1. The unit that retrieves the conversation log, A classification unit that automatically classifies speakers based on the conversation log acquired by the acquisition unit, A providing unit that provides the most suitable topic based on the speaker information classified by the classification unit, The system includes an analysis unit that analyzes the other party's reaction to the topic provided by the aforementioned provision unit.

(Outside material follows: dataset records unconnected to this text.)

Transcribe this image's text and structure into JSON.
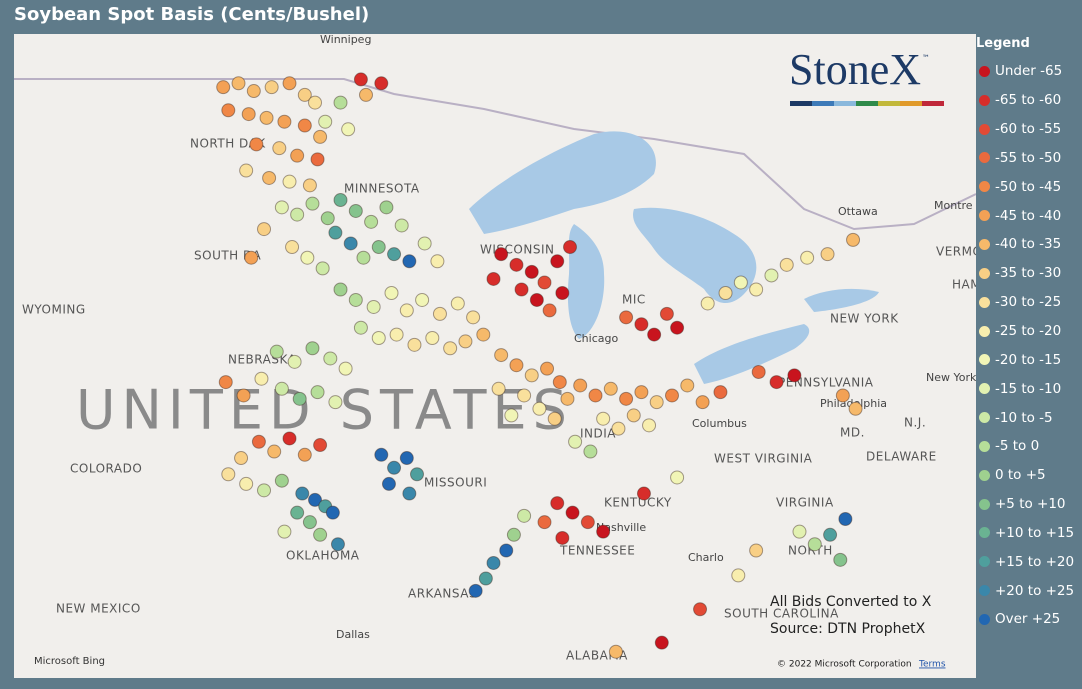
{
  "header": {
    "title": "Soybean Spot Basis (Cents/Bushel)"
  },
  "logo": {
    "text": "StoneX",
    "mark": "™"
  },
  "legend": {
    "title": "Legend",
    "items": [
      {
        "label": "Under -65",
        "color": "#c8141e"
      },
      {
        "label": "-65 to -60",
        "color": "#d72d2a"
      },
      {
        "label": "-60 to -55",
        "color": "#e24a35"
      },
      {
        "label": "-55 to -50",
        "color": "#ea6a3e"
      },
      {
        "label": "-50 to -45",
        "color": "#f08746"
      },
      {
        "label": "-45 to -40",
        "color": "#f3a155"
      },
      {
        "label": "-40 to -35",
        "color": "#f6b96a"
      },
      {
        "label": "-35 to -30",
        "color": "#f8cf85"
      },
      {
        "label": "-30 to -25",
        "color": "#f9e09c"
      },
      {
        "label": "-25 to -20",
        "color": "#f8eeae"
      },
      {
        "label": "-20 to -15",
        "color": "#f1f5b6"
      },
      {
        "label": "-15 to -10",
        "color": "#e2f1b1"
      },
      {
        "label": "-10 to -5",
        "color": "#cde9a6"
      },
      {
        "label": "-5 to 0",
        "color": "#b6de99"
      },
      {
        "label": "0 to +5",
        "color": "#9fd18f"
      },
      {
        "label": "+5 to +10",
        "color": "#85c38d"
      },
      {
        "label": "+10 to +15",
        "color": "#6ab392"
      },
      {
        "label": "+15 to +20",
        "color": "#4f9f9d"
      },
      {
        "label": "+20 to +25",
        "color": "#3a87aa"
      },
      {
        "label": "Over +25",
        "color": "#2267b2"
      }
    ]
  },
  "annotations": [
    "All Bids Converted to X",
    "Source: DTN ProphetX"
  ],
  "attribution": {
    "provider": "Microsoft Bing",
    "copyright": "© 2022 Microsoft Corporation",
    "terms": "Terms"
  },
  "places": [
    "Winnipeg",
    "NORTH DAK",
    "MINNESOTA",
    "SOUTH DA",
    "WYOMING",
    "NEBRASKA",
    "UNITED STATES",
    "COLORADO",
    "NEW MEXICO",
    "OKLAHOMA",
    "ARKANSAS",
    "Dallas",
    "MISSOURI",
    "TENNESSEE",
    "Nashville",
    "KENTUCKY",
    "INDIA",
    "Columbus",
    "WEST VIRGINIA",
    "VIRGINIA",
    "NORTH",
    "SOUTH CAROLINA",
    "Charlo",
    "ALABAMA",
    "PENNSYLVANIA",
    "Philadelphia",
    "NEW YORK",
    "New York",
    "Ottawa",
    "Montre",
    "Chicago",
    "WISCONSIN",
    "MIC",
    "DELAWARE",
    "MD.",
    "N.J.",
    "VERMON",
    "HAM"
  ],
  "points": [
    [
      -101.2,
      48.8,
      5
    ],
    [
      -100.6,
      48.9,
      6
    ],
    [
      -100.0,
      48.7,
      6
    ],
    [
      -99.3,
      48.8,
      7
    ],
    [
      -98.6,
      48.9,
      5
    ],
    [
      -98.0,
      48.6,
      7
    ],
    [
      -97.6,
      48.4,
      8
    ],
    [
      -101.0,
      48.2,
      4
    ],
    [
      -100.2,
      48.1,
      5
    ],
    [
      -99.5,
      48.0,
      6
    ],
    [
      -98.8,
      47.9,
      5
    ],
    [
      -98.0,
      47.8,
      4
    ],
    [
      -97.4,
      47.5,
      6
    ],
    [
      -99.9,
      47.3,
      4
    ],
    [
      -99.0,
      47.2,
      7
    ],
    [
      -98.3,
      47.0,
      5
    ],
    [
      -97.5,
      46.9,
      3
    ],
    [
      -100.3,
      46.6,
      8
    ],
    [
      -99.4,
      46.4,
      6
    ],
    [
      -98.6,
      46.3,
      9
    ],
    [
      -97.8,
      46.2,
      7
    ],
    [
      -97.2,
      47.9,
      11
    ],
    [
      -96.6,
      48.4,
      13
    ],
    [
      -96.3,
      47.7,
      10
    ],
    [
      -95.6,
      48.6,
      6
    ],
    [
      -95.0,
      48.9,
      1
    ],
    [
      -95.8,
      49.0,
      1
    ],
    [
      -98.9,
      45.6,
      11
    ],
    [
      -98.3,
      45.4,
      12
    ],
    [
      -97.7,
      45.7,
      13
    ],
    [
      -97.1,
      45.3,
      14
    ],
    [
      -96.6,
      45.8,
      16
    ],
    [
      -96.0,
      45.5,
      15
    ],
    [
      -95.4,
      45.2,
      13
    ],
    [
      -94.8,
      45.6,
      14
    ],
    [
      -94.2,
      45.1,
      12
    ],
    [
      -96.8,
      44.9,
      17
    ],
    [
      -96.2,
      44.6,
      18
    ],
    [
      -95.7,
      44.2,
      13
    ],
    [
      -95.1,
      44.5,
      15
    ],
    [
      -94.5,
      44.3,
      17
    ],
    [
      -93.9,
      44.1,
      19
    ],
    [
      -93.3,
      44.6,
      11
    ],
    [
      -92.8,
      44.1,
      9
    ],
    [
      -98.5,
      44.5,
      8
    ],
    [
      -97.9,
      44.2,
      10
    ],
    [
      -97.3,
      43.9,
      12
    ],
    [
      -99.6,
      45.0,
      7
    ],
    [
      -100.1,
      44.2,
      5
    ],
    [
      -96.6,
      43.3,
      14
    ],
    [
      -96.0,
      43.0,
      13
    ],
    [
      -95.3,
      42.8,
      11
    ],
    [
      -94.6,
      43.2,
      10
    ],
    [
      -94.0,
      42.7,
      9
    ],
    [
      -93.4,
      43.0,
      10
    ],
    [
      -92.7,
      42.6,
      8
    ],
    [
      -92.0,
      42.9,
      9
    ],
    [
      -91.4,
      42.5,
      8
    ],
    [
      -95.8,
      42.2,
      12
    ],
    [
      -95.1,
      41.9,
      10
    ],
    [
      -94.4,
      42.0,
      9
    ],
    [
      -93.7,
      41.7,
      8
    ],
    [
      -93.0,
      41.9,
      9
    ],
    [
      -92.3,
      41.6,
      8
    ],
    [
      -91.7,
      41.8,
      7
    ],
    [
      -91.0,
      42.0,
      6
    ],
    [
      -90.3,
      44.3,
      0
    ],
    [
      -89.7,
      44.0,
      1
    ],
    [
      -89.1,
      43.8,
      0
    ],
    [
      -88.6,
      43.5,
      2
    ],
    [
      -88.1,
      44.1,
      0
    ],
    [
      -89.5,
      43.3,
      1
    ],
    [
      -88.9,
      43.0,
      0
    ],
    [
      -88.4,
      42.7,
      3
    ],
    [
      -87.9,
      43.2,
      0
    ],
    [
      -90.6,
      43.6,
      1
    ],
    [
      -87.6,
      44.5,
      1
    ],
    [
      -90.3,
      41.4,
      6
    ],
    [
      -89.7,
      41.1,
      5
    ],
    [
      -89.1,
      40.8,
      7
    ],
    [
      -88.5,
      41.0,
      5
    ],
    [
      -88.0,
      40.6,
      4
    ],
    [
      -89.4,
      40.2,
      8
    ],
    [
      -88.8,
      39.8,
      9
    ],
    [
      -88.2,
      39.5,
      7
    ],
    [
      -89.9,
      39.6,
      10
    ],
    [
      -90.4,
      40.4,
      8
    ],
    [
      -87.7,
      40.1,
      6
    ],
    [
      -87.2,
      40.5,
      5
    ],
    [
      -86.6,
      40.2,
      4
    ],
    [
      -86.0,
      40.4,
      6
    ],
    [
      -85.4,
      40.1,
      4
    ],
    [
      -84.8,
      40.3,
      5
    ],
    [
      -84.2,
      40.0,
      7
    ],
    [
      -83.6,
      40.2,
      4
    ],
    [
      -83.0,
      40.5,
      6
    ],
    [
      -86.3,
      39.5,
      9
    ],
    [
      -85.7,
      39.2,
      8
    ],
    [
      -85.1,
      39.6,
      7
    ],
    [
      -84.5,
      39.3,
      9
    ],
    [
      -87.4,
      38.8,
      11
    ],
    [
      -86.8,
      38.5,
      13
    ],
    [
      -82.4,
      40.0,
      5
    ],
    [
      -81.7,
      40.3,
      3
    ],
    [
      -84.8,
      42.3,
      1
    ],
    [
      -84.3,
      42.0,
      0
    ],
    [
      -83.8,
      42.6,
      2
    ],
    [
      -83.4,
      42.2,
      0
    ],
    [
      -85.4,
      42.5,
      3
    ],
    [
      -82.2,
      42.9,
      9
    ],
    [
      -81.5,
      43.2,
      8
    ],
    [
      -80.9,
      43.5,
      10
    ],
    [
      -80.3,
      43.3,
      9
    ],
    [
      -79.7,
      43.7,
      11
    ],
    [
      -79.1,
      44.0,
      8
    ],
    [
      -78.3,
      44.2,
      9
    ],
    [
      -77.5,
      44.3,
      7
    ],
    [
      -76.5,
      44.7,
      6
    ],
    [
      -99.8,
      38.8,
      3
    ],
    [
      -99.2,
      38.5,
      6
    ],
    [
      -98.6,
      38.9,
      1
    ],
    [
      -98.0,
      38.4,
      5
    ],
    [
      -97.4,
      38.7,
      2
    ],
    [
      -100.5,
      38.3,
      7
    ],
    [
      -101.0,
      37.8,
      8
    ],
    [
      -100.3,
      37.5,
      9
    ],
    [
      -99.6,
      37.3,
      12
    ],
    [
      -98.9,
      37.6,
      14
    ],
    [
      -98.1,
      37.2,
      18
    ],
    [
      -97.6,
      37.0,
      19
    ],
    [
      -97.2,
      36.8,
      17
    ],
    [
      -98.3,
      36.6,
      16
    ],
    [
      -97.8,
      36.3,
      15
    ],
    [
      -96.9,
      36.6,
      19
    ],
    [
      -97.4,
      35.9,
      14
    ],
    [
      -96.7,
      35.6,
      18
    ],
    [
      -98.8,
      36.0,
      11
    ],
    [
      -95.0,
      38.4,
      19
    ],
    [
      -94.5,
      38.0,
      18
    ],
    [
      -94.0,
      38.3,
      19
    ],
    [
      -93.6,
      37.8,
      17
    ],
    [
      -94.7,
      37.5,
      19
    ],
    [
      -93.9,
      37.2,
      18
    ],
    [
      -99.1,
      41.5,
      13
    ],
    [
      -98.4,
      41.2,
      11
    ],
    [
      -97.7,
      41.6,
      14
    ],
    [
      -97.0,
      41.3,
      12
    ],
    [
      -96.4,
      41.0,
      10
    ],
    [
      -99.7,
      40.7,
      9
    ],
    [
      -98.9,
      40.4,
      12
    ],
    [
      -98.2,
      40.1,
      15
    ],
    [
      -97.5,
      40.3,
      13
    ],
    [
      -96.8,
      40.0,
      11
    ],
    [
      -100.4,
      40.2,
      5
    ],
    [
      -101.1,
      40.6,
      4
    ],
    [
      -88.1,
      36.9,
      1
    ],
    [
      -87.5,
      36.6,
      0
    ],
    [
      -86.9,
      36.3,
      2
    ],
    [
      -86.3,
      36.0,
      0
    ],
    [
      -88.6,
      36.3,
      3
    ],
    [
      -87.9,
      35.8,
      1
    ],
    [
      -90.1,
      35.4,
      19
    ],
    [
      -90.6,
      35.0,
      18
    ],
    [
      -90.9,
      34.5,
      17
    ],
    [
      -91.3,
      34.1,
      19
    ],
    [
      -89.8,
      35.9,
      14
    ],
    [
      -89.4,
      36.5,
      12
    ],
    [
      -79.5,
      40.6,
      1
    ],
    [
      -78.8,
      40.8,
      0
    ],
    [
      -80.2,
      40.9,
      3
    ],
    [
      -76.9,
      40.2,
      5
    ],
    [
      -76.4,
      39.8,
      6
    ],
    [
      -78.6,
      36.0,
      11
    ],
    [
      -78.0,
      35.6,
      13
    ],
    [
      -77.4,
      35.9,
      17
    ],
    [
      -76.8,
      36.4,
      19
    ],
    [
      -77.0,
      35.1,
      15
    ],
    [
      -80.3,
      35.4,
      7
    ],
    [
      -81.0,
      34.6,
      9
    ],
    [
      -82.5,
      33.5,
      2
    ],
    [
      -84.0,
      32.4,
      0
    ],
    [
      -85.8,
      32.1,
      6
    ],
    [
      -83.4,
      37.7,
      10
    ],
    [
      -84.7,
      37.2,
      1
    ]
  ]
}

A system characterized by the following features.

2. The acquisition unit is, Obtain conversation logs for each meeting and each person involved. The system according to feature 1.

3. The aforementioned classification unit is Automatically classifies by observing the changes in the frequency of the speaker's voice. The system according to feature 1.

4. The aforementioned supply unit is, Based on previous conversation logs, the latest news, and your own situation, we will provide the most suitable topics. The system according to feature 1.

5. The aforementioned analysis unit is By using image recognition to analyze the other party's reaction, information is fed back to the service department to provide topics similar to those the other party previously enjoyed. The system according to feature 1.

6. The acquisition unit is, The system estimates the user's emotions and adjusts the timing of conversation log acquisition based on the estimated emotions. The system according to feature 1.

7. The acquisition unit is, The system automatically evaluates the importance of conversations based on their content and prioritizes retrieving important conversations. The system according to feature 1.

8. The acquisition unit is, It analyzes background and ambient sounds in conversations, removes noise, and obtains clear logs. The system according to feature 1.